Publicado originalmente na Gazeta do Povo em 14/01/25.
O anúncio de Mark Zuckerberg trouxe as mais diversas reações sobre o futuro da democracia e da liberdade de expressão. Por um lado, há quem argumente que a desinformação agora se proliferará sem os especialistas realizando a checagem de fatos, colocando em risco a própria democracia, com comentários afirmando que tal medida seria o começo do “fascismo”. Por outro, argumentam que, ao adotar o modelo de notas da comunidade, essa seria uma boa guinada da empresa, pois permite que os próprios usuários combatam a desinformação com mais informação, preservando o valor da liberdade de expressão e a busca pela verdade.
Embora as motivações de Zuckerberg possam ser questionadas – se de fato essa mudança tem a ver com os princípios da liberdade de expressão ou se ocorre por motivações econômicas –, a desinformação é um problema que precisa ser enfrentado. E, apesar de parte do debate público acreditar que isso deve ser lidado com a supressão de informação, a grande questão que se impõe é: quem decide o que é verdade ou não?
Conforme Nadine Strossen e Greg Lukianoff, a livre expressão de ideias pode nem sempre contribuir para a compreensão da verdade, mas a censura certamente a prejudicará
Essa é uma discussão fundamental para compreender a liberdade de expressão. No e-book Liberdade de Expressão: Da necessidade de proteção e promoção, realizado pelo Instituto Sivis, discute-se o quanto esse valor é essencial para a busca da verdade, uma vez que é por meio da discussão e do desafio de ideias que erros podem ser corrigidos e o avanço no conhecimento podem ser alcançado.
Por óbvio, há críticas à ideia do “livre mercado de ideias”, pois seria ingênuo pressupor que todas as vozes, independentemente de sua qualidade ou conteúdo, contribuiriam para um debate público de qualidade. No entanto, é importante lembrar que falamos de um regime democrático, que tem como premissa a garantia de direitos e liberdades civis. Conforme Nadine Strossen e Greg Lukianoff, a livre expressão de ideias pode nem sempre contribuir para a compreensão da verdade, mas a censura certamente a prejudicará.

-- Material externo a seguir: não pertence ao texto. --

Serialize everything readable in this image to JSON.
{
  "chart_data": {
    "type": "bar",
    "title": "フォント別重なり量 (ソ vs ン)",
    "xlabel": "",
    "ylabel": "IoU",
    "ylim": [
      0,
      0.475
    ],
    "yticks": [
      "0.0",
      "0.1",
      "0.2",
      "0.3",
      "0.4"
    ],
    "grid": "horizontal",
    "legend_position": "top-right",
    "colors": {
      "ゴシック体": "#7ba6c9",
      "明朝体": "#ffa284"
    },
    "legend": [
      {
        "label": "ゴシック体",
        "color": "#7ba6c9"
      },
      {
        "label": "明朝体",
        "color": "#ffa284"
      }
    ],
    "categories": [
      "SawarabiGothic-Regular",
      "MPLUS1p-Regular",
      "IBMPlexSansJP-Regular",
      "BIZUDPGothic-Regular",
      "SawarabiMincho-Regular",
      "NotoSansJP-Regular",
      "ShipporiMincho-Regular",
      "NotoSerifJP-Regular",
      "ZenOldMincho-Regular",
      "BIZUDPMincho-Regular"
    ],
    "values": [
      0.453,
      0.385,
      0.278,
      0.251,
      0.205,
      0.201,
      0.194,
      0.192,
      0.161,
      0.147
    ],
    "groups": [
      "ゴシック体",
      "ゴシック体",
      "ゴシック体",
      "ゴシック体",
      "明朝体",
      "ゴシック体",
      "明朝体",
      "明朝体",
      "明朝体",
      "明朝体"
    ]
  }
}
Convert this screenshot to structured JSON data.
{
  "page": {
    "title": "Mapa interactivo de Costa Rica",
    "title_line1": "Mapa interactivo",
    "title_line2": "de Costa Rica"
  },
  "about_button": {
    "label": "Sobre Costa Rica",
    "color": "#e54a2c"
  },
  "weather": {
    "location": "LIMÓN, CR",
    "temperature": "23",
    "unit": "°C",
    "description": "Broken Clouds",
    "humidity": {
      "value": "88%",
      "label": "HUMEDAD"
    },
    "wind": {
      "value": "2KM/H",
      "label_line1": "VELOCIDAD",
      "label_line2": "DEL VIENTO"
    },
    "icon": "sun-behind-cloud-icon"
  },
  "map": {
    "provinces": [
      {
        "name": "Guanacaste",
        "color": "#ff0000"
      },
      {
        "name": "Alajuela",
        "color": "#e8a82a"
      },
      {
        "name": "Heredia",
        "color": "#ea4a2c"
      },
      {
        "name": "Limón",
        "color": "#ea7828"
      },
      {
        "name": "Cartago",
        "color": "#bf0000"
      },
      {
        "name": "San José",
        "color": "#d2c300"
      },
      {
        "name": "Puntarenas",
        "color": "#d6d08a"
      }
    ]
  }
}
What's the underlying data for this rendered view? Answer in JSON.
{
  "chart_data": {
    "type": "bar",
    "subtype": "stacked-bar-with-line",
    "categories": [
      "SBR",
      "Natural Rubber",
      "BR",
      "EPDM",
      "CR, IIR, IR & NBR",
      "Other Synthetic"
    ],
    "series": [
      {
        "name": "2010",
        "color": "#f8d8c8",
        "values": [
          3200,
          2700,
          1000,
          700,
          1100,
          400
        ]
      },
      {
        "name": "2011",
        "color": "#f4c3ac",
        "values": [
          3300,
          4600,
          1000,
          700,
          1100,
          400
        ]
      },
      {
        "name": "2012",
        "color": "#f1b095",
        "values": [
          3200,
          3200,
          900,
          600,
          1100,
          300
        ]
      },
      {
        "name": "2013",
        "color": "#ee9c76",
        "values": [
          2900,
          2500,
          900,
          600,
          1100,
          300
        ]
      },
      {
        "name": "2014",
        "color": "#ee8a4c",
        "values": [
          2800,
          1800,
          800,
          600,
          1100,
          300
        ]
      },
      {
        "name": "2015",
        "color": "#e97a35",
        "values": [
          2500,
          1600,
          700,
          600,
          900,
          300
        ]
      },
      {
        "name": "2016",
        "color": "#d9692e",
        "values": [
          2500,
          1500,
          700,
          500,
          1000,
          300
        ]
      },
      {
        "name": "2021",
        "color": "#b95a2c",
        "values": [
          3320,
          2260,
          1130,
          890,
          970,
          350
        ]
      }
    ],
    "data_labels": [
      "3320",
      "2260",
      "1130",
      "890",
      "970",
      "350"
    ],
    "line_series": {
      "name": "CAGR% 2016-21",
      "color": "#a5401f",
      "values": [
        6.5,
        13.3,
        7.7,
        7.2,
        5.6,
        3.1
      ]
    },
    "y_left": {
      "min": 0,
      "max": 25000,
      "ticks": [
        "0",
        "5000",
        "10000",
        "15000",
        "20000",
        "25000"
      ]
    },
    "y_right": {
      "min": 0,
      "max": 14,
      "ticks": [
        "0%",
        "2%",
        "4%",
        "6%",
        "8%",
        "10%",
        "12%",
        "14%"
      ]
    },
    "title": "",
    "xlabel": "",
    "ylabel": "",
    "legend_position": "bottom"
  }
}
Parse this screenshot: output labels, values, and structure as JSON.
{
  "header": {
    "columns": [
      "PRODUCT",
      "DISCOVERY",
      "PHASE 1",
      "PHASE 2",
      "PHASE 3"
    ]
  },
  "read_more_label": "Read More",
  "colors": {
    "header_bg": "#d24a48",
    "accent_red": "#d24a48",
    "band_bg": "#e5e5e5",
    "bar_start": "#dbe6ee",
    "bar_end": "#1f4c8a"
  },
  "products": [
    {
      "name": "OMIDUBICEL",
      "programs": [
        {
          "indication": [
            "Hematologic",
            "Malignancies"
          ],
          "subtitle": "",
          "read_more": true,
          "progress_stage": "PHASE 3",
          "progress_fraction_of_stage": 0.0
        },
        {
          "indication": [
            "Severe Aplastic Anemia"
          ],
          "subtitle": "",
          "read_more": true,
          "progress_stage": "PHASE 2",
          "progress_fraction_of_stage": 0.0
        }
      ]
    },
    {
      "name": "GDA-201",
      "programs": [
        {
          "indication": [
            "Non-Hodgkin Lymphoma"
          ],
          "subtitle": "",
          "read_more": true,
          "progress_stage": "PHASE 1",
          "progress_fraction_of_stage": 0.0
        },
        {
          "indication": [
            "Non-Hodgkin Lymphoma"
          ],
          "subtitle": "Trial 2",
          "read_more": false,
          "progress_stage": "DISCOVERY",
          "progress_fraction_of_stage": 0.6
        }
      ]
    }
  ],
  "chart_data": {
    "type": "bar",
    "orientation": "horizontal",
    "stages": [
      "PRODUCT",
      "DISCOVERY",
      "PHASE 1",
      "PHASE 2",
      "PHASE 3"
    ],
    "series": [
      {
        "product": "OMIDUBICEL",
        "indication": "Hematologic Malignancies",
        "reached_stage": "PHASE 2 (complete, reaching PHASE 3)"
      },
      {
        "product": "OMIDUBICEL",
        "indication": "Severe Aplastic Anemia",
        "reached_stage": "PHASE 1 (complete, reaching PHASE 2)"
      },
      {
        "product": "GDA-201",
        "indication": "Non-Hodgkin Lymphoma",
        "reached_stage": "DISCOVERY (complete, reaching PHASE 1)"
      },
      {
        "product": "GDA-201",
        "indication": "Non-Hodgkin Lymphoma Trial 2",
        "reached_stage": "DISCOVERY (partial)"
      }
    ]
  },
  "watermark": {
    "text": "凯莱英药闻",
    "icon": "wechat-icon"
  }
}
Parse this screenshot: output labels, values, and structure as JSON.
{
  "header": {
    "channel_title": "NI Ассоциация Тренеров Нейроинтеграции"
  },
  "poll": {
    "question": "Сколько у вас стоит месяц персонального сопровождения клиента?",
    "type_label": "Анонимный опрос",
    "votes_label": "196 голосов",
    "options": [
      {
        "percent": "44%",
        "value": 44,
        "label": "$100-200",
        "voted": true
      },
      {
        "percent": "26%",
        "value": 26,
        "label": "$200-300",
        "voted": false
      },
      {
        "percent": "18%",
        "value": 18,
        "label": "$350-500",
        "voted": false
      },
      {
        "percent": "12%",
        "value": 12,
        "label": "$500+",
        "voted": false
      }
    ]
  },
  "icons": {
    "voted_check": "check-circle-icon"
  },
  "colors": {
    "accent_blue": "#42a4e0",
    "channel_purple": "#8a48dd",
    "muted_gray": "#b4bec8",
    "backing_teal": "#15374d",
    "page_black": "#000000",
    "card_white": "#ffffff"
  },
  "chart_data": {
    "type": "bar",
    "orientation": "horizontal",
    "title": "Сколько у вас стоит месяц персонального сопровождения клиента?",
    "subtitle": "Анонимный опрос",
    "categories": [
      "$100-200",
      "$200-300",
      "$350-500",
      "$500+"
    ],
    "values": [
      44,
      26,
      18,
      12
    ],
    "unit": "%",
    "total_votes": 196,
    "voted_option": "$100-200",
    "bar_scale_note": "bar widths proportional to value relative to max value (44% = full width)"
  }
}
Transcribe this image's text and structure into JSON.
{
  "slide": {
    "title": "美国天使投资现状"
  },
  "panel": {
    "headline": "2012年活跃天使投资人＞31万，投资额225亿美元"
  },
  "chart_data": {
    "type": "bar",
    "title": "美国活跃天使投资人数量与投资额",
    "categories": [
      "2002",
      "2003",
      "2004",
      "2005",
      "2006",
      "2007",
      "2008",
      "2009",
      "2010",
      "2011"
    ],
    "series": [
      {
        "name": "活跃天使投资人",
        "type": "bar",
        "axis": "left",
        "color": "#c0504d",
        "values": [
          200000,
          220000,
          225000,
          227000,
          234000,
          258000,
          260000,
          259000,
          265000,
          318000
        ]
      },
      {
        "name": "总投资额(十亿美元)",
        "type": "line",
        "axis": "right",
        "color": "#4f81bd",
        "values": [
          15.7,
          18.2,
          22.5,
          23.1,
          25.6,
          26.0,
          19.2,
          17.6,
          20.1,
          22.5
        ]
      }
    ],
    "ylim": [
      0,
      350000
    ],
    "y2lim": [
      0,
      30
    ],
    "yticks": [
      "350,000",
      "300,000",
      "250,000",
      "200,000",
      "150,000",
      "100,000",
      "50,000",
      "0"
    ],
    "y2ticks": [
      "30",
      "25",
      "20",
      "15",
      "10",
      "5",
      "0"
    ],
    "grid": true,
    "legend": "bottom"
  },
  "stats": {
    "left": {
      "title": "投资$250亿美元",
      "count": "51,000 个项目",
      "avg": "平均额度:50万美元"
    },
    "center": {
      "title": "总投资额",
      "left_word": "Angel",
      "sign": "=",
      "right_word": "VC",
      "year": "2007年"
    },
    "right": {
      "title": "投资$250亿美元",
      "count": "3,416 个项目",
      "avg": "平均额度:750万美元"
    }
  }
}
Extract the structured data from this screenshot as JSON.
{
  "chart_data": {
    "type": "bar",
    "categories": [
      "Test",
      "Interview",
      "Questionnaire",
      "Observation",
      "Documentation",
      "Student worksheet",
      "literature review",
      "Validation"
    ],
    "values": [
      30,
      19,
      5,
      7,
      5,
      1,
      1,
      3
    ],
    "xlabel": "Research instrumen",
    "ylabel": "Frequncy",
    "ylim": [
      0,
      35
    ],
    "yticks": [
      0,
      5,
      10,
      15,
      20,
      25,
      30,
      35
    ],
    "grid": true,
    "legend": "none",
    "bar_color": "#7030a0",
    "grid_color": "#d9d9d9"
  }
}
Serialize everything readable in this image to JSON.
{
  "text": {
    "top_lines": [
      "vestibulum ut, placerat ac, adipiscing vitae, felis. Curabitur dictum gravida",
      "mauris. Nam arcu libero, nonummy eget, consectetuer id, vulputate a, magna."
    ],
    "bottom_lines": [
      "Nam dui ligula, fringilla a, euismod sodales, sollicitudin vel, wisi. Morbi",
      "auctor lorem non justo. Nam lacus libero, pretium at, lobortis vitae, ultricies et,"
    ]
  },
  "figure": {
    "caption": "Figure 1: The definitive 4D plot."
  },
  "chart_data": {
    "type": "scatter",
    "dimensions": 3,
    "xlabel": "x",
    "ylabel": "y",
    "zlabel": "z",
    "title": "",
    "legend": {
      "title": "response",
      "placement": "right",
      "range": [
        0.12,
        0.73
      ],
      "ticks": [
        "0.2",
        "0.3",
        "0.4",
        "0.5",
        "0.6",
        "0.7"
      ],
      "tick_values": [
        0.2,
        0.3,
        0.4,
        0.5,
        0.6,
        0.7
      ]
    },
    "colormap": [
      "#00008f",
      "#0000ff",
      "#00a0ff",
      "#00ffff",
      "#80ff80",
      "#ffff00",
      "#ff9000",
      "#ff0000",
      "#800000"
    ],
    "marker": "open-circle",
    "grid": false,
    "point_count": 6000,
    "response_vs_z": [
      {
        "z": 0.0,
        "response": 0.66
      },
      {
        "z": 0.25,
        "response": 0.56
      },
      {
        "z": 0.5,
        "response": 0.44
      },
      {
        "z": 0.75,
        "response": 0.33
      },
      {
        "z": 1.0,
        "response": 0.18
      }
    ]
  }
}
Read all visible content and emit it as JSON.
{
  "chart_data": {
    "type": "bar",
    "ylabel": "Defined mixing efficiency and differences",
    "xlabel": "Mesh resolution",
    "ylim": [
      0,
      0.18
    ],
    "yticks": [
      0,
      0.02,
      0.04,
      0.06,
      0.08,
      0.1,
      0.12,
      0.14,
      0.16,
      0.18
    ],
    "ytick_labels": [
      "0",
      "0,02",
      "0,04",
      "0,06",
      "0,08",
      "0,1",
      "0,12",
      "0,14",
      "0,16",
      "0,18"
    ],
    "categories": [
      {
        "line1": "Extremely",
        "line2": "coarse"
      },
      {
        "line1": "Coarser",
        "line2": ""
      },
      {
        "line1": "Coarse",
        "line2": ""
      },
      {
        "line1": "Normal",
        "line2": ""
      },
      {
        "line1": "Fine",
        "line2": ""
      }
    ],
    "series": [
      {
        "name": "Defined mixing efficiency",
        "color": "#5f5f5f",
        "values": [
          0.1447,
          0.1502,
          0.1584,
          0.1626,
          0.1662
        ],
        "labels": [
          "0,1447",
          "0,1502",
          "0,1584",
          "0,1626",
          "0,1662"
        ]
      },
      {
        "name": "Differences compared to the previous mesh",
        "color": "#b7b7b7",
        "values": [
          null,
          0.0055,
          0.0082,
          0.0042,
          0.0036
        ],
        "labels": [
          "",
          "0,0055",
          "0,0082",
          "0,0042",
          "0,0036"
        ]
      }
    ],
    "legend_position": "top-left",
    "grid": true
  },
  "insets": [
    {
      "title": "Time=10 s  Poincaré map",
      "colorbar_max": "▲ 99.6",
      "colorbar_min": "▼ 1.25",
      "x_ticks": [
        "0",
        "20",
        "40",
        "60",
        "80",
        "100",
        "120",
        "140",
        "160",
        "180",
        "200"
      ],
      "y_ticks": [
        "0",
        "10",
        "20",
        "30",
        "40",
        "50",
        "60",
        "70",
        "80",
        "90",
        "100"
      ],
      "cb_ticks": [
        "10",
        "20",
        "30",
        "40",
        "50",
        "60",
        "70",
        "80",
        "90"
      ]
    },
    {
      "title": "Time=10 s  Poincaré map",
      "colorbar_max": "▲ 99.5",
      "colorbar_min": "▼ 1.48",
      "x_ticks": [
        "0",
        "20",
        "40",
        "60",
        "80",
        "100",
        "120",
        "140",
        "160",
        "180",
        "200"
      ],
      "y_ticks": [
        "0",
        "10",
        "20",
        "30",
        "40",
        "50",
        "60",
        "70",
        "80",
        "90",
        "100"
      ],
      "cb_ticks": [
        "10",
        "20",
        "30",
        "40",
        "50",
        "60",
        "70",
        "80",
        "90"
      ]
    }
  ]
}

Ao suprimir ideias, entramos no dilema de definir o que é a verdade. A grande questão é: sob quais critérios isso será embasado? Historicamente, a regulação de informações e ideias sempre se baseou em critérios amplos, como aquelas que vão contra a segurança pública ou a soberania nacional. O problema da amplitude desses critérios é justamente o risco de censurar discursos políticos que, embora controversos, são legítimos para a democracia. Esse é o caso de diversos países, como Rússia, China, Turquia e Hungria. O Global Expression Report aponta que esses países estão entre os que mais restringem a liberdade de expressão, evidenciando uma crise nesse direito fundamental.
Por isso, o modelo das “Notas da comunidade”, proposto pelo X e agora pelo Meta, não é um aceno ao fascismo, como alguns podem apontar. Pelo contrário, é uma maneira de adicionar mais informação ao debate público e consegue combater, de forma imediata, uma informação falsa, enquanto o processo de checagem pode levar horas, permitindo que a mensagem falsa continue a ser difundida.
É importante salientar que esse modelo não é perfeito e não significa que as redes sociais se tornam automaticamente guardiãs do valor da liberdade de expressão, nem que não tenham seus próprios interesses. No entanto, a primeiro momento, é uma das ferramentas viáveis que combatem a desinformação preservando a liberdade de expressão.
No Brasil, essa política ainda não foi implementada pela Meta e já enfrenta desafios, ao passo que o Executivo e o Judiciário se articulam para compreender o que, de fato, a empresa quer, dando indícios de que não aceitarão essa mudança com facilidade. Além disso, esse acontecimento pode respingar no julgamento da constitucionalidade do Artigo 19 do Marco Civil da Internet, o que nos leva à conclusão de que o ano de 2025 aguarda desafios importantes, não só para a consolidação da liberdade de expressão, mas também da democracia no Brasil.
Sara Clem é Analista de Pesquisa do Instituto Sivis.